RTX 4090 hits 240× real-time on OmniVoice TTS; 21 GPUs benchmarked
A practitioner rented 21 consumer GPUs on vast.ai to benchmark OmniVoice, a small text-to-speech model with 5GB VRAM peak, finding the RTX 4090 leads at 240× real-time generation speed.

A practitioner benchmarked 21 consumer GPUs running OmniVoice, a small text-to-speech model that peaks at 5GB VRAM, to measure inference speed across three generations of Nvidia hardware and a handful of AMD and workstation cards. Each GPU generated a short paragraph with voice cloning enabled, averaged across three runs on vast.ai rentals.
The RTX 4090 topped the chart at 240× real-time—synthesizing audio 240 times faster than playback speed. The RTX 3090 Ti and 3090 landed at 120× and 100× respectively. Mid-range cards like the RTX 4070 Ti Super hit 150×, while the RTX 4060 Ti managed 80×. Older hardware like the GTX 1080 Ti clocked 30×, and the GTX 1660 Super came in at 20×. The RTX A6000 workstation card delivered 110×. AMD's RX 7900 XTX reached 70×, and the RX 6800 XT hit 50×.
OmniVoice's 5GB footprint sits comfortably below the 8GB floor of most modern consumer cards, making it accessible to a wide range of hardware.
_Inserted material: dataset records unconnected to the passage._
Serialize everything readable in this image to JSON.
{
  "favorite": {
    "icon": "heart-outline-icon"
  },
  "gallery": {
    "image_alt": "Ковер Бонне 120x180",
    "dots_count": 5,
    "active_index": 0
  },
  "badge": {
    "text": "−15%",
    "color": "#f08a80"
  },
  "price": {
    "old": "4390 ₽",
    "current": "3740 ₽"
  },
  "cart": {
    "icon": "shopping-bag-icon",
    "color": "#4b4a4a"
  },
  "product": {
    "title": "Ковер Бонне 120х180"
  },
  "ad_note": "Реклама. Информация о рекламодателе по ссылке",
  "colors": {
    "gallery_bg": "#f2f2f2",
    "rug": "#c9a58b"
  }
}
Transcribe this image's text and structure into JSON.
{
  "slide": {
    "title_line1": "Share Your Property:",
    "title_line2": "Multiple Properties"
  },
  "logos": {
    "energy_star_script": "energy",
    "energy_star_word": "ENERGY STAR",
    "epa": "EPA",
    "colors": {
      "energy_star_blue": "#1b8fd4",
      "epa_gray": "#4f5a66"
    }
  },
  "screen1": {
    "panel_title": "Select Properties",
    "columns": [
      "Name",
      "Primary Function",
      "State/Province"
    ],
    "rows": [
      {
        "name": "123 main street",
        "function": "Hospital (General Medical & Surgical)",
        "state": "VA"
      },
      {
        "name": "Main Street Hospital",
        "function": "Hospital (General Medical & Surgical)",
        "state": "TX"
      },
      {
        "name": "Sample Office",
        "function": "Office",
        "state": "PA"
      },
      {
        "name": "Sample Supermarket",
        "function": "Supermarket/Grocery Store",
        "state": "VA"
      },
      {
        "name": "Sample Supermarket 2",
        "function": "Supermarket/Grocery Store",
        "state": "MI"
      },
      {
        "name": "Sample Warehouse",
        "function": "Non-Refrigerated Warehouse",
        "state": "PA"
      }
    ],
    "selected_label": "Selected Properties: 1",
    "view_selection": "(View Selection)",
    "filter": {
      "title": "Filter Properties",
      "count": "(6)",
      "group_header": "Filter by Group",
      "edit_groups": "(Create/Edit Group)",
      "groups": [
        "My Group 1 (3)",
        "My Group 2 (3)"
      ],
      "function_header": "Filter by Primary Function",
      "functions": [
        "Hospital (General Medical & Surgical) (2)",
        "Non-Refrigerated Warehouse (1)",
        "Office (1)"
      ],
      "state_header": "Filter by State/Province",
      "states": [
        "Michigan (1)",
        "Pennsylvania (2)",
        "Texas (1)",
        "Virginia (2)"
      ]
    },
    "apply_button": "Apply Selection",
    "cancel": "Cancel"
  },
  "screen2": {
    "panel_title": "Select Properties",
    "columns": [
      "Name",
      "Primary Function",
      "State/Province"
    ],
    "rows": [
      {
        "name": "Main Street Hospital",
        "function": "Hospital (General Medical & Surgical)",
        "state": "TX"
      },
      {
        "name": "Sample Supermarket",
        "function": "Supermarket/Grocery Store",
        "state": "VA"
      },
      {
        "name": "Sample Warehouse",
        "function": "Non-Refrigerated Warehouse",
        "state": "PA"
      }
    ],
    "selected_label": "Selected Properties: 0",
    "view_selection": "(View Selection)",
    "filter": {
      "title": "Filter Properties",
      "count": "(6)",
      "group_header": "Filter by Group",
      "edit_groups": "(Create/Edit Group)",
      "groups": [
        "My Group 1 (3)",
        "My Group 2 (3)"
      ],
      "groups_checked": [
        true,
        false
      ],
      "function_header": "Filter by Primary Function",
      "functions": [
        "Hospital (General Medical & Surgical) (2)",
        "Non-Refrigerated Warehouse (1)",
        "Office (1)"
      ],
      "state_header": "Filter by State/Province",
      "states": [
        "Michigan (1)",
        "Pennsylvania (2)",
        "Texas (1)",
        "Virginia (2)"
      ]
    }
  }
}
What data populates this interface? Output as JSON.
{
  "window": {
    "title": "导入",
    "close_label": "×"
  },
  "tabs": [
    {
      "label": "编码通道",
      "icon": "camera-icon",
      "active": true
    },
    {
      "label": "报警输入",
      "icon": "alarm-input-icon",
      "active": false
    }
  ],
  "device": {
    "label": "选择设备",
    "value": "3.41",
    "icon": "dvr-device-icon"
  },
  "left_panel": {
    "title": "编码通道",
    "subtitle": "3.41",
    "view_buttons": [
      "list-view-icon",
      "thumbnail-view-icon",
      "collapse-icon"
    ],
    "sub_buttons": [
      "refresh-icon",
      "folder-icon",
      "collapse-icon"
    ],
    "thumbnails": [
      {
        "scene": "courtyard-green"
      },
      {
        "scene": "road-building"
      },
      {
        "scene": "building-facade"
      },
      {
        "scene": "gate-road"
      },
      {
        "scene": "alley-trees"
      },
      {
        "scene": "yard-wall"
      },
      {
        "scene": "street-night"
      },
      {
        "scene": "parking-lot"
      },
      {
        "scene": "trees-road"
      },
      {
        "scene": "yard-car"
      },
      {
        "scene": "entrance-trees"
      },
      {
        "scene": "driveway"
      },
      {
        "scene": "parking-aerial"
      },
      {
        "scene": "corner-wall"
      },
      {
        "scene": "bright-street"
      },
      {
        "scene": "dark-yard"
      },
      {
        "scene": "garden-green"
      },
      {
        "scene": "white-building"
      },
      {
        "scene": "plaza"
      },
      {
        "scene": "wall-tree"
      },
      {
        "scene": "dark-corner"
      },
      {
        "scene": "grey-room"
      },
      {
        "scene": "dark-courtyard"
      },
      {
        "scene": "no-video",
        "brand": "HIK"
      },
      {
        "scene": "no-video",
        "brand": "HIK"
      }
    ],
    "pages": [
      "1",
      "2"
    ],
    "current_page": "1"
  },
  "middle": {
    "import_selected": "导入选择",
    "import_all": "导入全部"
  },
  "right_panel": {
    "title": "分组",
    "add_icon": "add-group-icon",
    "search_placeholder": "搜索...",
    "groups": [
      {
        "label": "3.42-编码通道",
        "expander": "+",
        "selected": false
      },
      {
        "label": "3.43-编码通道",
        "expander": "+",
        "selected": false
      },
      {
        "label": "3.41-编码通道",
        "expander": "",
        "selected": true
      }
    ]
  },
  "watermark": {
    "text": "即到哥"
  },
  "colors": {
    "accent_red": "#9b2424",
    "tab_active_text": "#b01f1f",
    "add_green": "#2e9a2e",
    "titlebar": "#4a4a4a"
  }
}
Voice cloning adds computational overhead compared to single-speaker synthesis, so the numbers reflect a realistic production scenario. The RTX 4090 delivers roughly 2.4× the throughput of an RTX 3090 on this task—a meaningful gap for batch processing or real-time applications. For users running TTS locally, even mid-tier 40-series hardware delivers strong performance: the RTX 4070 Ti Super's 150× real-time mark means a 10-second audio clip synthesizes in 67 milliseconds, well within interactive latency budgets.